By now Murray was in full flow and Gasquet looked a forlorn figure as the Scot bamboozled him with drop shots, running passes and thumping serves. The Frenchman dropped serve again when he missed a smash, Murray having kept the point going with some remarkable defence, and the Scot served out for victory in the next game with his 14th ace.
After acknowledging the crowd's rapturous applause, Murray turned to the Royal Box, bowed and then smiled and waved at the Duke and Duchess. At this rate it would be no surprise if more royalty headed for SW19 in the days ahead, when Murray is likely to be better prepared.
"I might shave tonight," Murray said. "I've been told to shave by a few people in the last five or six days, and I just haven't got round to it.
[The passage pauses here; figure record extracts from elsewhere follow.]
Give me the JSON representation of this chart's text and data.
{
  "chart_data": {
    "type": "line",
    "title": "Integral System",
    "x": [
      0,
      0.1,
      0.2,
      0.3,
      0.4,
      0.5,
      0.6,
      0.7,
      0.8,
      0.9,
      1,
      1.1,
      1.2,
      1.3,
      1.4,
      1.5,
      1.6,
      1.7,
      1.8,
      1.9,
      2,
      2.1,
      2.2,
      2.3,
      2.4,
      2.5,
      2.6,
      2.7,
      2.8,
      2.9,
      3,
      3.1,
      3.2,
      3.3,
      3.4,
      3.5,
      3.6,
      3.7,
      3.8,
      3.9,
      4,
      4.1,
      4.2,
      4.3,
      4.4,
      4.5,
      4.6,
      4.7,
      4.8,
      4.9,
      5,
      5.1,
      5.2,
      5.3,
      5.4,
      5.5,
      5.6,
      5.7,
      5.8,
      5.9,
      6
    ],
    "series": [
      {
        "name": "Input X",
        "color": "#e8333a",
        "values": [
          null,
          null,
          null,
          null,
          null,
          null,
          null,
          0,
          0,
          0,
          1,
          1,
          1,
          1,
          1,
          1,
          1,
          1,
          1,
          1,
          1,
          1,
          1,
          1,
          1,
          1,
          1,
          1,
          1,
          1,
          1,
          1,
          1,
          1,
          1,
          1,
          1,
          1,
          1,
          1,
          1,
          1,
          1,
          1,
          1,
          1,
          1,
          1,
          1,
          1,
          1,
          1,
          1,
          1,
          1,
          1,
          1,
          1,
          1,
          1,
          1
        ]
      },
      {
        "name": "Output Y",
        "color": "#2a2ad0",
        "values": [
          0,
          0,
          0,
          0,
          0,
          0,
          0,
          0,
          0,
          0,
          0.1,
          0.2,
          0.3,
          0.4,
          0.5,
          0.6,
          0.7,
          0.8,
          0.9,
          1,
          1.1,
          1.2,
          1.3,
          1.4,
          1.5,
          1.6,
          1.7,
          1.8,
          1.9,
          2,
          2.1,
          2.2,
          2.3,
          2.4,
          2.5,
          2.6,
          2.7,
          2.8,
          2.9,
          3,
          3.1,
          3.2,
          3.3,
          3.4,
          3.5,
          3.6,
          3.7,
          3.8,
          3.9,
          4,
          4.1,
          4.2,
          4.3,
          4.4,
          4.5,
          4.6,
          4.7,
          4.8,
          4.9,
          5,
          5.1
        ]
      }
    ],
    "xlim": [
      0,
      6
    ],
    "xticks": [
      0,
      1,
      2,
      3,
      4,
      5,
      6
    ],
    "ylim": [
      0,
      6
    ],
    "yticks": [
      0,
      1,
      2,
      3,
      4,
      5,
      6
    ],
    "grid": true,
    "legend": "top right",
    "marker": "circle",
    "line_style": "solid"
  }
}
It's at the length now where it actually hurts a little bit, so I always put it off a wee bit till I have a bit of time."
Murray's (probable) route to the final
Quarter-finals: Feliciano Lopez (Spain, aged 29, world No 44)
Came back from two sets down to beat Lukasz Kubot, having knocked out Andy Roddick. The big-serving left-hander is in his third Wimbledon quarter-final, the previous one being three years ago.
Semi-finals: Rafael Nadal (Spain, aged 25, world No 1)
Overcame ankle injury to beat Juan Martin del Potro in four sets. The defending champion has beaten Murray twice here in the last three years – without losing a set.
Final: Roger Federer (Switzerland, aged 29, world No 3)
Lost first set against Mikhail Youzhny but eventually won in style. Seedings say Djokovic should win a semi-final against Federer but the Swiss has won title six times.
Pick of today's matches
* S Lisicki v M Bartoli
German Lisicki charmed us with her tears of joy after beating Li Na but faces a stern test as she seeks to make the last four of a Slam for the first time.
* D Cibulkova v M Sharapova
Sharapova is the only quarter-finalist to have experience of winning a Grand Slam and will be favoured to beat her 22-year-old Slovakian opponent.
* P Kvitova v T Pironkova
Probably the toughest of the last eight to call, with neither having dropped a set. Kvitova was in fine form yesterday, but Pironkova has seen off Venus Williams and second seed Vera Zvonareva.